Man möge meinen, dass eine zu hohe Qualifikation eines Mitarbeiters kein großes Problem darstellt. Ganz im Gegenteil, viele Menschen denken, das sei der „Jackpot“, ein gemütlicher Job, keine schwierigen Aufgaben, man wird wenig gefordert und reißt sich kein Bein aus. Außerdem ist man als Mitarbeiter einfach besser als ursprünglich gefordert, was kann daran schlecht sein? Leider ist es in der Realität durchaus ein Problem. Denn auf Dauer gesehen, wird ein Mitarbeiter, der eindeutig überqualifiziert ist, nicht glücklich mit seiner Tätigkeit sein. In einer Studie konnte gezeigt werden, dass Personen, die sich selbst als überqualifiziert in ihrem Job einschätzen, unzufriedener mit ihrer Arbeit sind, als Personen, die ausbildungsadäquat beschäftigt sind. Zusätzlich wurde herausgefunden, dass sich Mitarbeiter, die überqualifiziert sind öfter an Stresssymptomen leiden, daraus resultieren häufigere Fehlzeiten und unkonzentriertes teilweise gelangweiltes Verhalten. Darüber hinaus haben diese Personen eine geringere Bindung an das Unternehmen, haben ein höheres Kündigungsbedürfnis und folglich eine höhere Fluktuationsrate. Obwohl sie eine schlechtere Einstellung zu ihrer Arbeit haben, sind die Arbeitsleistungen durchschnittlich besser, als bei anderen Mitarbeitern.

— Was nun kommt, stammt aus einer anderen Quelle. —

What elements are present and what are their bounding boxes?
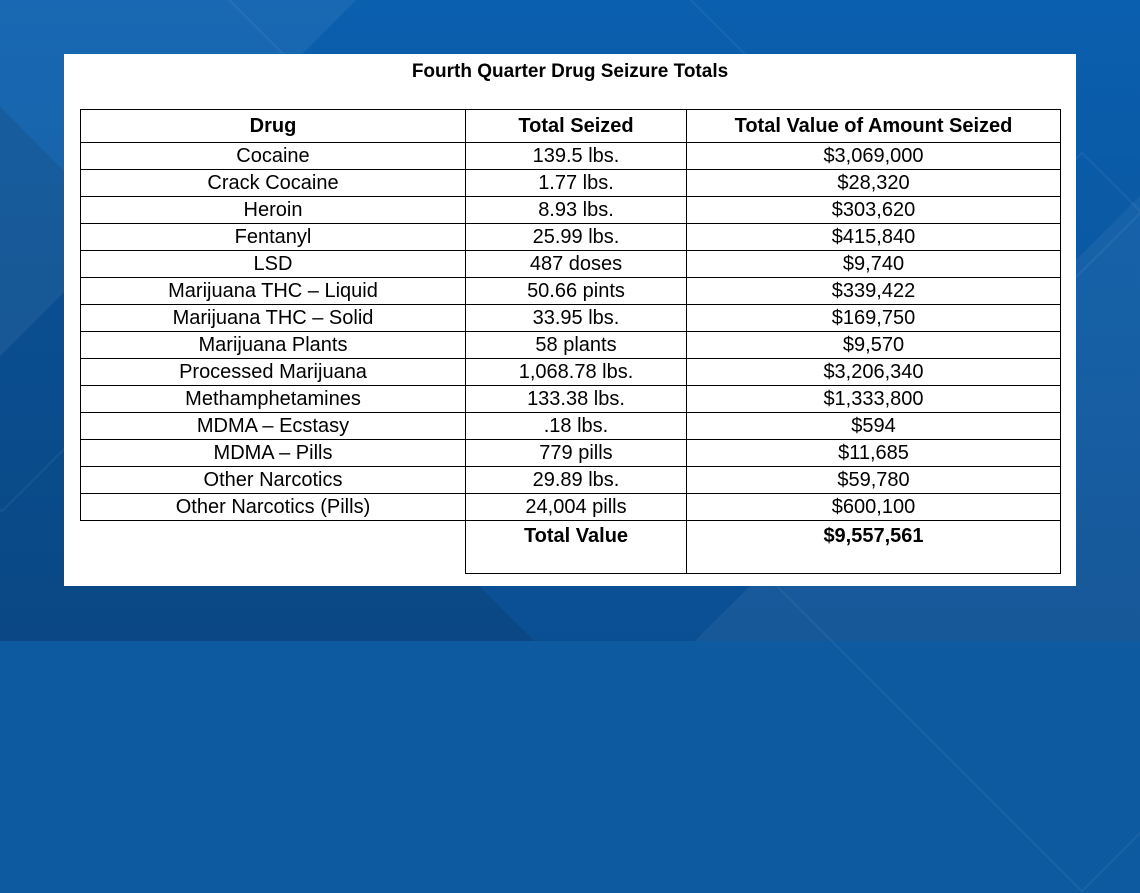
table-row: MDMA – Ecstasy .18 lbs. $594 <box>80 412 1061 440</box>
cell-total-seized: .18 lbs. <box>465 412 687 440</box>
cell-total-seized: 58 plants <box>465 331 687 359</box>
cell-total-value: $3,069,000 <box>686 142 1061 170</box>
cell-total-seized: 24,004 pills <box>465 493 687 521</box>
header-total-seized: Total Seized <box>465 109 687 143</box>
cell-drug: MDMA – Ecstasy <box>80 412 466 440</box>
cell-total-seized: 8.93 lbs. <box>465 196 687 224</box>
cell-total-value: $9,740 <box>686 250 1061 278</box>
cell-drug: Crack Cocaine <box>80 169 466 197</box>
cell-total-seized: 779 pills <box>465 439 687 467</box>
table-row: Crack Cocaine 1.77 lbs. $28,320 <box>80 169 1061 197</box>
cell-total-value: $415,840 <box>686 223 1061 251</box>
cell-total-value: $1,333,800 <box>686 385 1061 413</box>
cell-total-value: $11,685 <box>686 439 1061 467</box>
seizure-table: Drug Total Seized Total Value of Amount … <box>80 109 1061 574</box>
document-title: Fourth Quarter Drug Seizure Totals <box>411 61 729 82</box>
table-row: Marijuana THC – Solid 33.95 lbs. $169,750 <box>80 304 1061 332</box>
cell-total-seized: 25.99 lbs. <box>465 223 687 251</box>
cell-total-value: $600,100 <box>686 493 1061 521</box>
cell-drug: LSD <box>80 250 466 278</box>
cell-total-seized: 1,068.78 lbs. <box>465 358 687 386</box>
cell-total-value: $169,750 <box>686 304 1061 332</box>
cell-total-seized: 487 doses <box>465 250 687 278</box>
header-total-value: Total Value of Amount Seized <box>686 109 1061 143</box>
cell-total-seized: 133.38 lbs. <box>465 385 687 413</box>
table-row: Methamphetamines 133.38 lbs. $1,333,800 <box>80 385 1061 413</box>
table-row: MDMA – Pills 779 pills $11,685 <box>80 439 1061 467</box>
cell-drug: Marijuana Plants <box>80 331 466 359</box>
table-row: Marijuana Plants 58 plants $9,570 <box>80 331 1061 359</box>
table-row: LSD 487 doses $9,740 <box>80 250 1061 278</box>
total-row: Total Value $9,557,561 <box>80 520 1061 574</box>
total-label: Total Value <box>465 520 687 574</box>
table-header-row: Drug Total Seized Total Value of Amount … <box>80 109 1061 143</box>
table-row: Cocaine 139.5 lbs. $3,069,000 <box>80 142 1061 170</box>
cell-total-value: $339,422 <box>686 277 1061 305</box>
table-row: Other Narcotics 29.89 lbs. $59,780 <box>80 466 1061 494</box>
table-row: Fentanyl 25.99 lbs. $415,840 <box>80 223 1061 251</box>
cell-drug: Cocaine <box>80 142 466 170</box>
cell-drug: Marijuana THC – Solid <box>80 304 466 332</box>
cell-total-value: $9,570 <box>686 331 1061 359</box>
document-card: Fourth Quarter Drug Seizure Totals Drug … <box>64 54 1076 586</box>
cell-drug: Other Narcotics <box>80 466 466 494</box>
cell-drug: Fentanyl <box>80 223 466 251</box>
cell-total-value: $594 <box>686 412 1061 440</box>
cell-drug: Marijuana THC – Liquid <box>80 277 466 305</box>
cell-drug: Other Narcotics (Pills) <box>80 493 466 521</box>
table-row: Other Narcotics (Pills) 24,004 pills $600,… <box>80 493 1061 521</box>
cell-drug: Heroin <box>80 196 466 224</box>
cell-total-seized: 29.89 lbs. <box>465 466 687 494</box>
total-value: $9,557,561 <box>686 520 1061 574</box>
cell-total-value: $28,320 <box>686 169 1061 197</box>
cell-drug: Processed Marijuana <box>80 358 466 386</box>
header-drug: Drug <box>80 109 466 143</box>
table-row: Processed Marijuana 1,068.78 lbs. $3,206,3… <box>80 358 1061 386</box>
cell-drug: Methamphetamines <box>80 385 466 413</box>
cell-total-value: $303,620 <box>686 196 1061 224</box>
table-row: Heroin 8.93 lbs. $303,620 <box>80 196 1061 224</box>
total-blank-cell <box>80 520 466 574</box>
cell-total-value: $3,206,340 <box>686 358 1061 386</box>
cell-total-seized: 1.77 lbs. <box>465 169 687 197</box>
cell-drug: MDMA – Pills <box>80 439 466 467</box>
cell-total-value: $59,780 <box>686 466 1061 494</box>
cell-total-seized: 139.5 lbs. <box>465 142 687 170</box>
cell-total-seized: 33.95 lbs. <box>465 304 687 332</box>
table-row: Marijuana THC – Liquid 50.66 pints $339,42… <box>80 277 1061 305</box>
cell-total-seized: 50.66 pints <box>465 277 687 305</box>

Das Leben ist ein ewiger Entwicklungsprozess, in dem man nie stehen bleiben darf und sich stetig weiterbilden sollte. Durch dieses ständige Streben nach Wissen, zusätzlichen Fähigkeiten und Ausbildungen ist es am Arbeitsmarkt schwieriger geworden, eine Stelle zu finden, in der man all sein Wissen auch anwenden kann. Überqualifizierung ist dadurch zu einem großen Thema geworden. Die Zahl an Stellenangeboten steigt nicht so schnell an, wie die Qualifikation der Bewerber. Vor allem für Arbeitssuchende über 50 ist es eine große Herausforderung geworden, eine geeignete Stelle zu finden. Es gibt ausreichend jüngere „günstigere“ Kräfte am Markt, die sich eine Karriere in einem Unternehmen aufbauen möchten und nicht in absehbarer Zeit das Unternehmen verlassen.